Writing these words stops me. I sit in my seat, staring at them.

How can they be true?

It is hard to move past these words today, in particular. It is one day before Thanksgiving, and I am wondering how I will make it through tomorrow—the first big holiday without my son.

Jon and IJonny would have turned 29 in August. My wife, my daughter, and I survived his birthday with tears and memories and laughter, and then with more tears. Yet, there were fewer expectations on his birthday, fewer customs, and fewer traditions to uphold.

Whereas his birthdays have morphed throughout the years, and we have spent many without him, Thanksgiving is supposed to be a certain way. There is supposed to be turkey and wine and football. We are supposed to be loud and boisterous. We are supposed to be surrounded by family.

We are supposed to be thankful—thankful for the blessing of our children.

And Jonny is supposed to be there.

My wife, my daughter, and I will have Thanksgiving at my house, along with a handful of friends and family.

I wonder: Who will sit in Jonny’s chair? Will anyone sit in his chair, or will it sit empty—a loud vacancy reminding us that things are not as they are supposed to be?
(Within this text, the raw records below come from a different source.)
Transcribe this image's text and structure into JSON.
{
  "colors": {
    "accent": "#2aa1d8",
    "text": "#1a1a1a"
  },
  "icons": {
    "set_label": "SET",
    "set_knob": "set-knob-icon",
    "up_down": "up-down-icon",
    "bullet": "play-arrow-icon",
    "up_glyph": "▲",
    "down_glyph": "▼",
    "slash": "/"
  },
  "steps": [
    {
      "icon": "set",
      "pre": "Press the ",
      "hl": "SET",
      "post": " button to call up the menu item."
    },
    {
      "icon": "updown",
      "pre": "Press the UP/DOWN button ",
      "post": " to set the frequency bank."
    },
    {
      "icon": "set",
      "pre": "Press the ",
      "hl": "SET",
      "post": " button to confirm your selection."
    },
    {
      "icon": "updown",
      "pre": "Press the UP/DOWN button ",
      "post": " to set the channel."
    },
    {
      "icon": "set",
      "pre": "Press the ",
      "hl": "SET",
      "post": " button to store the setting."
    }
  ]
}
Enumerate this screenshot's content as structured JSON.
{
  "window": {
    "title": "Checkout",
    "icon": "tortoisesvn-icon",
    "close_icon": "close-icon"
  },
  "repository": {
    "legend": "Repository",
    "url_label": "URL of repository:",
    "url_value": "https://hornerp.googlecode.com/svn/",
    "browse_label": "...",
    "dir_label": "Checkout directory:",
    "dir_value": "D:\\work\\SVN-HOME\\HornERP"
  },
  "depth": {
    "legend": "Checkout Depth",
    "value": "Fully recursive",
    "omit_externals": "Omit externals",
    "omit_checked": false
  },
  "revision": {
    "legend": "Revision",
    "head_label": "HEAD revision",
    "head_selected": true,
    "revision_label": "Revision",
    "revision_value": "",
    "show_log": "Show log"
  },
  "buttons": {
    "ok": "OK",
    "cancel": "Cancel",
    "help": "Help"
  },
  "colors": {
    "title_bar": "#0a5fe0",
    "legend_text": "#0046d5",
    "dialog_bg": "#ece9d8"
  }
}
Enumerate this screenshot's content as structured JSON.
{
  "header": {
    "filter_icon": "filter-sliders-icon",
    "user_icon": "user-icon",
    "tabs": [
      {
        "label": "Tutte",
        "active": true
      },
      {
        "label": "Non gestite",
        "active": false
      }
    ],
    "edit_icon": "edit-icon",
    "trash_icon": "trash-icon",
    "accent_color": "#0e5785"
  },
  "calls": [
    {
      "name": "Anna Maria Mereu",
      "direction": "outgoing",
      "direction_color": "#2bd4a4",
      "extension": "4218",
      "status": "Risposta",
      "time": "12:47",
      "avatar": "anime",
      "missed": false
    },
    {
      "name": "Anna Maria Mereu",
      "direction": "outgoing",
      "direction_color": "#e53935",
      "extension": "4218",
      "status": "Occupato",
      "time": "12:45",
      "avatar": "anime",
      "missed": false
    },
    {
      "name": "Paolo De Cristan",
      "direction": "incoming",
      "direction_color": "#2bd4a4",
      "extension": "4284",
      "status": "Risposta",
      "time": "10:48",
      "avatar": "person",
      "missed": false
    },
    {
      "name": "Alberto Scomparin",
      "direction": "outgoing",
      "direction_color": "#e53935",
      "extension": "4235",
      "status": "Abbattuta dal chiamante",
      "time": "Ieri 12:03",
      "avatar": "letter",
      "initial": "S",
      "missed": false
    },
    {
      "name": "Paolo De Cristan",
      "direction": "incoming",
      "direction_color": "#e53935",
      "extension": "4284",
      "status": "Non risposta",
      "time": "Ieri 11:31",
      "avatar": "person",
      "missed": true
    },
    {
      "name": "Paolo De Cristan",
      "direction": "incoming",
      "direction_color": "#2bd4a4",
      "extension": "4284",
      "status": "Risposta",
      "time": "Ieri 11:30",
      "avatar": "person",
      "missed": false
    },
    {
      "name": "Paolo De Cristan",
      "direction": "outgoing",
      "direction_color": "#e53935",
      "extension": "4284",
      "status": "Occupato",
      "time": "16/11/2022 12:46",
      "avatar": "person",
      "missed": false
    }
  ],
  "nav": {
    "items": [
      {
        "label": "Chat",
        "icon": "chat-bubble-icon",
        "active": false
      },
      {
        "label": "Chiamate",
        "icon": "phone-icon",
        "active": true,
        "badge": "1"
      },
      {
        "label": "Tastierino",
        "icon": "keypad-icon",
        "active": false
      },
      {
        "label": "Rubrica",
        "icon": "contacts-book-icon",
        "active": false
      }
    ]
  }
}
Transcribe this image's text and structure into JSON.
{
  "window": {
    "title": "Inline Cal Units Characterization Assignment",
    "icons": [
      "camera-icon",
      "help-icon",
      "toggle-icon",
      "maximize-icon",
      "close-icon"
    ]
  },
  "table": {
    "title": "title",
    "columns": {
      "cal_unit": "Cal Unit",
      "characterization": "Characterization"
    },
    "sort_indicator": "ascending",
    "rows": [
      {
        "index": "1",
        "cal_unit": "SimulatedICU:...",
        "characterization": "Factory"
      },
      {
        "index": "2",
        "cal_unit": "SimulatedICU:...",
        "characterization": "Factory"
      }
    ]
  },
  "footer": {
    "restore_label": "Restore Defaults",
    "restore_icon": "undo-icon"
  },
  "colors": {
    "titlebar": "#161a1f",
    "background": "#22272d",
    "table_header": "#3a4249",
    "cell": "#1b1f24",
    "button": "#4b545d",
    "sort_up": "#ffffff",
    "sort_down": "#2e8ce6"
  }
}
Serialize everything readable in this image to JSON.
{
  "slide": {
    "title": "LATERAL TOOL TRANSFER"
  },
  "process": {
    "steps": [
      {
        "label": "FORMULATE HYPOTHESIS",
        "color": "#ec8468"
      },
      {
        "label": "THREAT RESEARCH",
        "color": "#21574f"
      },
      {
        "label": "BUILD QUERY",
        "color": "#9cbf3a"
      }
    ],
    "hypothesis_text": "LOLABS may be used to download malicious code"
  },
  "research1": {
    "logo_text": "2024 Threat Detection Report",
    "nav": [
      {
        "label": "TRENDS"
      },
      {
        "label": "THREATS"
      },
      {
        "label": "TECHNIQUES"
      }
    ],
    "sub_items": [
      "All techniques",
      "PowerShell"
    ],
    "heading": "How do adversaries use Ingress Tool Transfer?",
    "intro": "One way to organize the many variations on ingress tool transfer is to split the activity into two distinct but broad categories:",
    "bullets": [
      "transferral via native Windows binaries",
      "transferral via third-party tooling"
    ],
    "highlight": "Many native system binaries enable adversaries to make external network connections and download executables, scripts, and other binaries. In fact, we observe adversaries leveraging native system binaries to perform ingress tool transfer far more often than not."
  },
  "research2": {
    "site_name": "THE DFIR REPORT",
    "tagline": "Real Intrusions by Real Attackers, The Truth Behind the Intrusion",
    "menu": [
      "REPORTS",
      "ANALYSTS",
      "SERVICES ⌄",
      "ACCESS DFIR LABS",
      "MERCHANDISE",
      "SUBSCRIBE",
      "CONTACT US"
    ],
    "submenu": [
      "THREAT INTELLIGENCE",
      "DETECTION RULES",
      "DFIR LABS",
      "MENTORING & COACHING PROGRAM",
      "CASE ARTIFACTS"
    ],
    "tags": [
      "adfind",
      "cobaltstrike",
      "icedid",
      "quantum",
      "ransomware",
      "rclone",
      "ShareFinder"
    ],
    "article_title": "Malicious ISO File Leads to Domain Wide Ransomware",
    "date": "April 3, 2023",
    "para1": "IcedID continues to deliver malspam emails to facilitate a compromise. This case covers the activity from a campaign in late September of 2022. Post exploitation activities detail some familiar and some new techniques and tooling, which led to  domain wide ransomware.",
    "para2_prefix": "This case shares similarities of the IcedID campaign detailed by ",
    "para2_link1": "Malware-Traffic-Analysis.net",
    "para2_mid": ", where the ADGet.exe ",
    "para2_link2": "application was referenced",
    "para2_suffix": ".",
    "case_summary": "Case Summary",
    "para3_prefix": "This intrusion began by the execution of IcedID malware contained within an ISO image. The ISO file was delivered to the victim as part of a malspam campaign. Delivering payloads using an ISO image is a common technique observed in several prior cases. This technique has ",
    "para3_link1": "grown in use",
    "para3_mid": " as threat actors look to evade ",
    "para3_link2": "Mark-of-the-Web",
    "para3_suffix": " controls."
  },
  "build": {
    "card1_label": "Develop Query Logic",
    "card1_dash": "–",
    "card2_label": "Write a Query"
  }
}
We are certainly not the first family to face the fear of that first Thanksgiving. So many others have survived the holidays after a divorce, the first Thanksgiving after the collapse of a business, or the first Thanksgiving after the death of a spouse.

Today, it feels impossible to simultaneously grieve and celebrate—and yet, that is what so many of us are being called to do tomorrow.

A couple of weeks ago, I had lunch with a friend. We spoke of Jonny, and I told her that I was worried about the holidays.

Felice said something that has stayed with me.

“Remember that Jonny doesn’t die again on Thanksgiving,” she said.

Jonny died on July 27, 2015. On that day, we began to grieve. We began processing the fact that we would never again hug him or laugh with him or share a joke with him. He died on a hot day in July.

It happened once. It will never happen again.

It already happened, and it will not happen tomorrow.

I remind myself of this over and over because I want to give myself permission to move forward. And I want this for all of Jonny’s friends and family members: my wife, my daughter, Jonny’s girlfriend, and his many, many friends.

I do not want us to feel compelled to relive all of our grief, afraid to create new moments because we are so tragically lost in the past. I want us to make new memories, discarding this notion of what is supposed to be, and mindful that although we are grieving, we are also recovering.

Jonny does not die again tomorrow, and we are recovering.